Un choix « entre la moralité et votre travail »

« Les Jeux olympiques sont importants. C’est quelque chose que vous visez et vous ne voulez pas les manquer. Vous ne voulez certainement pas être mis dans la position de devoir choisir entre les droits de l’Homme, la moralité, et être en mesure de faire votre travail », a-t-elle estimé.

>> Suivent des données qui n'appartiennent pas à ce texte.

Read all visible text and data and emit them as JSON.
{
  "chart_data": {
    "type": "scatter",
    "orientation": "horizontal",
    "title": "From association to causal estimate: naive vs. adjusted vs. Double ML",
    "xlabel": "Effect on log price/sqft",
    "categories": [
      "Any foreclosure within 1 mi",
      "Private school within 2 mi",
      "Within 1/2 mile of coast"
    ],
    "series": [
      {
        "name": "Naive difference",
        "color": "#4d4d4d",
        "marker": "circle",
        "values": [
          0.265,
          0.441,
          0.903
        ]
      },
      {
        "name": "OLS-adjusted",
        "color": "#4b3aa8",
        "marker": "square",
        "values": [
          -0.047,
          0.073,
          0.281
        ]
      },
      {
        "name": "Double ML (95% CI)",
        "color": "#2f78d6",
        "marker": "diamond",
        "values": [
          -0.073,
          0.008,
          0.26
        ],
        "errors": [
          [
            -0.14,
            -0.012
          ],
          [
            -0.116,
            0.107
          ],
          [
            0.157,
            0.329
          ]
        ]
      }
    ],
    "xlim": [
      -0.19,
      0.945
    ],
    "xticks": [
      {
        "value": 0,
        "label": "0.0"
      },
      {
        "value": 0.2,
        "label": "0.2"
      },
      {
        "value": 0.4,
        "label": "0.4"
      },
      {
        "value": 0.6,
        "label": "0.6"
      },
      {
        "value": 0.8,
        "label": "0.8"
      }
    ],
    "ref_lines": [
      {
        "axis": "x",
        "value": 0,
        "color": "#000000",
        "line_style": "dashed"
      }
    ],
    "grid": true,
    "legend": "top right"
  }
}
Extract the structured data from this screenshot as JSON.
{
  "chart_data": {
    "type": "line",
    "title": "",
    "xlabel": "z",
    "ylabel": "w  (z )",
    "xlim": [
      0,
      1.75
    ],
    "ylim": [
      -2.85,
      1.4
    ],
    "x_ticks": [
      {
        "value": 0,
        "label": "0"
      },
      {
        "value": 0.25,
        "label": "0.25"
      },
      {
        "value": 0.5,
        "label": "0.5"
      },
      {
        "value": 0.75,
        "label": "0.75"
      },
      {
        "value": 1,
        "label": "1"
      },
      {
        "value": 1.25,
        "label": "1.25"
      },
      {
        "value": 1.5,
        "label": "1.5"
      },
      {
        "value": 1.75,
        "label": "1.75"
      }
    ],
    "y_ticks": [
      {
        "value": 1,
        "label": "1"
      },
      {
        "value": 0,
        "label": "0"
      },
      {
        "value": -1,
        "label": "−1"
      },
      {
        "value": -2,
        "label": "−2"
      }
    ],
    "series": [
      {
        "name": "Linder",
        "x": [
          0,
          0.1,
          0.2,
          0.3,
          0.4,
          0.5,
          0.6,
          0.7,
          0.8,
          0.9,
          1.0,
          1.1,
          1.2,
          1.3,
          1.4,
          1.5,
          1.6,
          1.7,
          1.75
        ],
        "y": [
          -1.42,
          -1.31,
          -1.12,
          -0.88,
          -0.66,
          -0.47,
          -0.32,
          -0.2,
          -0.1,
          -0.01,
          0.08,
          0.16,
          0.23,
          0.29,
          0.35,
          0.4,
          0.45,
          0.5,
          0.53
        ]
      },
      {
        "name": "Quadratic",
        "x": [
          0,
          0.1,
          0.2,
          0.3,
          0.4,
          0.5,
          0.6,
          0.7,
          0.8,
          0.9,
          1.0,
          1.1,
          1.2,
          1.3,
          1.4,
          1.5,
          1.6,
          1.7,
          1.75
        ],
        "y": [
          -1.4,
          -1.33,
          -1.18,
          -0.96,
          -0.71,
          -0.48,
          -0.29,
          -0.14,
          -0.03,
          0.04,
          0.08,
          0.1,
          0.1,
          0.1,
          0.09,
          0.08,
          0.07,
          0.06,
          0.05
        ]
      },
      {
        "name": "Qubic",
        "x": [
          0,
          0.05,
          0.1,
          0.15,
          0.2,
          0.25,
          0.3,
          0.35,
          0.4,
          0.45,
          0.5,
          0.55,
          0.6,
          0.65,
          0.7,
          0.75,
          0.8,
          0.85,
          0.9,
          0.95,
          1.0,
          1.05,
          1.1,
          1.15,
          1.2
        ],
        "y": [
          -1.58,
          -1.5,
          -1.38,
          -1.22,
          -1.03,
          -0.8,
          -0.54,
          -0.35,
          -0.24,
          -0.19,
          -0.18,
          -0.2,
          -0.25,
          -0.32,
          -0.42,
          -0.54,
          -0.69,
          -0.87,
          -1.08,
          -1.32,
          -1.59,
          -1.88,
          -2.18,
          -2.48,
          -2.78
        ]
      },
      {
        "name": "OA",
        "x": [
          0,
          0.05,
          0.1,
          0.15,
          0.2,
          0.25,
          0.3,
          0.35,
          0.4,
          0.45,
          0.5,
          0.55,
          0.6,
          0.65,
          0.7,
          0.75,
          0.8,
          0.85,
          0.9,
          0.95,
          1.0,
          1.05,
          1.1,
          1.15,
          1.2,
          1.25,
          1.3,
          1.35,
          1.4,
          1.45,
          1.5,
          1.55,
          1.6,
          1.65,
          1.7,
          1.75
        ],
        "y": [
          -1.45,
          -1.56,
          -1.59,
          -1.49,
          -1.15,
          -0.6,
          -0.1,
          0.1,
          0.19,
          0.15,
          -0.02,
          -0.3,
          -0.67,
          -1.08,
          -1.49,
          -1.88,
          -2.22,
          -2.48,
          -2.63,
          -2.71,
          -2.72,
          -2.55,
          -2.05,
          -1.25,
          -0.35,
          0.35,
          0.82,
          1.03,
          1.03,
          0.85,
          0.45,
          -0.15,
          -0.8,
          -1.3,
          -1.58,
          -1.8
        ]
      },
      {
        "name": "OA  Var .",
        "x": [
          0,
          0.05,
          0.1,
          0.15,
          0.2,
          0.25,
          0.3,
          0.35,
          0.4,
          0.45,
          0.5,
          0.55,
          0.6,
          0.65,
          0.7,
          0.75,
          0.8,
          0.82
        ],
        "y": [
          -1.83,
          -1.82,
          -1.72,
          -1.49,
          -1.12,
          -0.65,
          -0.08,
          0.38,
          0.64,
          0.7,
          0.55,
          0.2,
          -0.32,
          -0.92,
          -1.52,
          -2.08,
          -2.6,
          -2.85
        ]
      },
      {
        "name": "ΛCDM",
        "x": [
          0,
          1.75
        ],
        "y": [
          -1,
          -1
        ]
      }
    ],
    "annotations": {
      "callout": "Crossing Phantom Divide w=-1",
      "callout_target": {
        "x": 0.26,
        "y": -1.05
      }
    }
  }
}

Interrogée par CNN sur le caractère « gênant » d’une participation aux JO dans des pays accusés, comme la Chine, d’atteintes aux droits de l’Homme, Shiffrin a répondu que ce qui était « vraiment dommage, c’est qu’il n’y (ait) pas seulement des accusations, mais des preuves légitimes (de ces atteintes) dans beaucoup de ces pays où nous avons participé aux derniers Jeux olympiques ». Les Jeux d’hiver de 2018 ont eu lieu à Pyeongchang, en Corée du Sud. Quatre ans plus tôt, ils se tenaient à Sotchi en Russie, autre pays au bilan terne en termes de droits humains. Shiffrin a remporté une médaille d’or à chaque édition.

Un boycott ? « Irresponsable » et « politique », selon Pékin

La préparation des JO de février prochain a été assombrie par le sort des Ouïgours de Chine. Selon des études d’instituts américain ou australien, au moins un million de membres de cette minorité musulmane ont été internés dans des « camps » de la vaste région du Xinjiang (Nord-Ouest) et certains soumis à du « travail forcé » ou des « stérilisations forcées ». La Chine dément catégoriquement les deux dernières accusations et affirme que les « camps » sont des « centres de formation professionnelle » destinés à éloigner la population de l’extrémisme religieux, après une série d’attentats attribués à des Ouïghours.

Près de 180 associations étrangères ont appelé ce mercredi les gouvernements du monde entier à boycotter les JO 2022 au nom des droits de l’Homme, une initiative jugée par Pékin « irresponsable » et « politique ». « On pourrait faire preuve de plus de considération » pour ces sujets lors de l’attribution des JO, « un événement censé rassembler le monde et créer l’espoir et la paix », a jugé Mikaela Shiffrin, pour qui « certains endroits semblent plus appropriés que d’autres ».